Under new CEO Bernard Looney BP has also formally committed itself to working towards a lower carbon economy and says it plans to intensify diversifying into renewable energy.

The fossil fuel industry appears to be rattled. Two factors are at play: the rapid acceleration of the trend for ethical investing. Mark Carney, now advising the British government on climate change recently said: “Every company in every sector, every bank and every insurer, every pension fund, should be expecting to develop and disclose a transition plan to net zero.”

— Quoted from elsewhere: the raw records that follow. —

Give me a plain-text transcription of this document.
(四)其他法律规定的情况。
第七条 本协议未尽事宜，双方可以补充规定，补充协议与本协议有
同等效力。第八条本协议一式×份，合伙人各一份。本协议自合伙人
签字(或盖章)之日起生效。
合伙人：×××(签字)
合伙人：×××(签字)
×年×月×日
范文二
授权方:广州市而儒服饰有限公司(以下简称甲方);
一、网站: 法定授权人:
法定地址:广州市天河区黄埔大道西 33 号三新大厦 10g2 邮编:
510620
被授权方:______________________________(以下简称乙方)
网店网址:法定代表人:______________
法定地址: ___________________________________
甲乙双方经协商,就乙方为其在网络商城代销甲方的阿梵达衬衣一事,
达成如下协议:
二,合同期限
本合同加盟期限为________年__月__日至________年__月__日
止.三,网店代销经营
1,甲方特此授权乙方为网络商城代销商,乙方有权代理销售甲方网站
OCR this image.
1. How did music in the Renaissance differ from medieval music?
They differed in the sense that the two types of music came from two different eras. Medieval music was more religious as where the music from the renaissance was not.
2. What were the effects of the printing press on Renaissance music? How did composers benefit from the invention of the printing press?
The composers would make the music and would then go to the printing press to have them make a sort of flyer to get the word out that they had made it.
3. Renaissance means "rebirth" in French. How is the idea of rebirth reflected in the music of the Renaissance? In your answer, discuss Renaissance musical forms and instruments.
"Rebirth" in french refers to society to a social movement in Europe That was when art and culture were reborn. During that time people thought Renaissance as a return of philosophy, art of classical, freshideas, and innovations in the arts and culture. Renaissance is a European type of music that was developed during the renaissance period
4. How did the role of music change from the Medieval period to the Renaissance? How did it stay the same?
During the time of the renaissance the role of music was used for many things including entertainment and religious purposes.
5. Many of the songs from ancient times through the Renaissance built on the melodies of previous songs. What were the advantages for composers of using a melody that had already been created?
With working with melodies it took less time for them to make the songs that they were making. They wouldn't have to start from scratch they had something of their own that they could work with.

The other is the fall in oil prices which renders a once rock-solid industry less attractive to investors – volatile as well as ethically dubious. It also makes the development of new wells more risky and therefore less attractive.

Already the so-called non-conventional oil industries (fracking and tar sands) are in imminent danger of no longer being viable as Troy Vitesse explains in his brilliant New Statesman essay. The oil industry is not going away in a hurry, but it may already be passing its peak.

Last month the University of Oxford published a study which demonstrated that projects which cut greenhouse gas emissions as well as stimulating economic growth deliver higher returns on government spending both in the short term and in the longer term than conventional stimulus spending.

Not only that but there was also considerable potential to address inequality and social injustice as well.

It states: “High-productivity economies of the future will be those that make the most of artificial intelligence and the technologies of the fourth industrial revolution while also protecting and enhancing natural capital, such as ecosystems, biodiverse habitats, clean air and water, productive soils, and a stable climate.”

And it sums up the attractiveness of renewable energy investment as follows: “It is attractive in both the short and the long run.  Renewable energy generates more jobs in the short run (higher jobs multiplier), when jobs are scarce in the middle of a recession, which boosts spending and increases short-run GDP multipliers (which are derived from expanding demand). In the long run, renewable energy conveniently requires less labour for operation and maintenance.  This frees up labour as the economy returns to capacity.”

Furthermore many projects are pretty-much shovel ready.

The report cites energy efficiency programmes to insulate, provide new heating and energy storage for homes and spending on expanding parks, forests as well as growing the network of car charging stations. All of these create jobs can be made consistent with social distancing and help the drive towards a carbon zero future.

Northern Ireland’s recovery plan Rebuilding a Stronger Economy was also published this week. It contains the following passage: “Energy is responsible for more than 60% of the carbon emissions across the power, heat and transport sectors. Tackling emissions in these areas will therefore be central to how we respond to the climate emergency.  This crisis has exposed the significant impact of pollution and showed people what their environment would look like without this. There is now a demand from citizens that we tackle climate change through every part of our work.”

Fine words, and heartening but no detail yet on how that is to be achieved.

The broader point is that we are potentially at a tipping point. We need public investment to propel the economy out of recession/potential depression and we need to combat climate change. Green measures bring better short and long term economic returns than conventional stimuli. The fossil fuel industry is no longer as strong a punt for investors as it used to be. Public opinion is favourable to green measures. This could be the opportunity of a lifetime. The alternative is unthinkable.